/2023_Arevalo_NatComm_BatchCorrection

Evaluating batch correction methods for image-based cell profiling

Primary LanguagePythonBSD 3-Clause "New" or "Revised" LicenseBSD-3-Clause

Evaluating batch correction methods for image-based cell profiling

This repository contains the source code to reproduce the results in the paper: "Evaluating batch correction methods for image-based cell profiling".

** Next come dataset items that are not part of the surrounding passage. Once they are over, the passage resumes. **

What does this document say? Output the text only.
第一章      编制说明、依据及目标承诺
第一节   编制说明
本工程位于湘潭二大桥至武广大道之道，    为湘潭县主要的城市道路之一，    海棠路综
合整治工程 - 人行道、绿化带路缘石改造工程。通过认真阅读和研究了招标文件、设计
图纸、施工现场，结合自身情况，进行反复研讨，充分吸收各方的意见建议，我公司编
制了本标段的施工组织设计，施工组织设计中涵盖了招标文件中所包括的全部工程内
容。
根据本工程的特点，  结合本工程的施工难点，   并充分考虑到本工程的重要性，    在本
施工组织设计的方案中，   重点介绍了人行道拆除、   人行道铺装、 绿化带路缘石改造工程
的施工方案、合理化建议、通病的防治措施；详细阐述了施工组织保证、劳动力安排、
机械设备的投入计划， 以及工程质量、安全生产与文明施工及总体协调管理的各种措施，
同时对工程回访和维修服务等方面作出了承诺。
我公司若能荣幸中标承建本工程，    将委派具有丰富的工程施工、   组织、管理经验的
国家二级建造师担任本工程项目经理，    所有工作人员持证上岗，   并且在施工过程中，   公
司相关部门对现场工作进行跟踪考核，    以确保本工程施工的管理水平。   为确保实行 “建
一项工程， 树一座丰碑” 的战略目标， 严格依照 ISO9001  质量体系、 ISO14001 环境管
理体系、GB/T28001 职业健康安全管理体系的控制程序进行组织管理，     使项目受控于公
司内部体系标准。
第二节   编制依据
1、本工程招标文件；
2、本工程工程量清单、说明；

These scripts generate several embedding visualizations and .csv files for quantitative evaluation of batch correction methods.

Installation

We suggest Mamba for environment management. The following commands create the environment from scratch and install the required packages.

mamba env create --file environment.yaml
mamba activate batchcp

kBET installation

Run the following command to install R package kBET:

R -e "remotes::install_github('theislab/kBET')"

scib troubleshooting

The single-cell integration benchmark scib package may fail because it includes c/c++ code that should be compiled specifically for your environment. An alternative is to install it from source:

DEST=$HOME/projects/scib
git clone https://github.com/theislab/scib.git $DEST
cd $DEST
git checkout v1.1.4
pip install -e .

More info in this issue

mnnpy installation

Similarly, mnnpy may require manual installation. More info at https://github.com/chriscainx/mnnpy#install

Get input data

Download profiles and metadata:

source download_data.sh

Run scenarios

Every scenario reported in the paper can be reproduced running snakemake with the associated config file. For example, to reproduce Scenario 1 using 3 cores:

snakemake -c3 --configfile inputs/conf/scenario_1.json

You can get the scores, corrected profiles and plots in the ./outputs folder.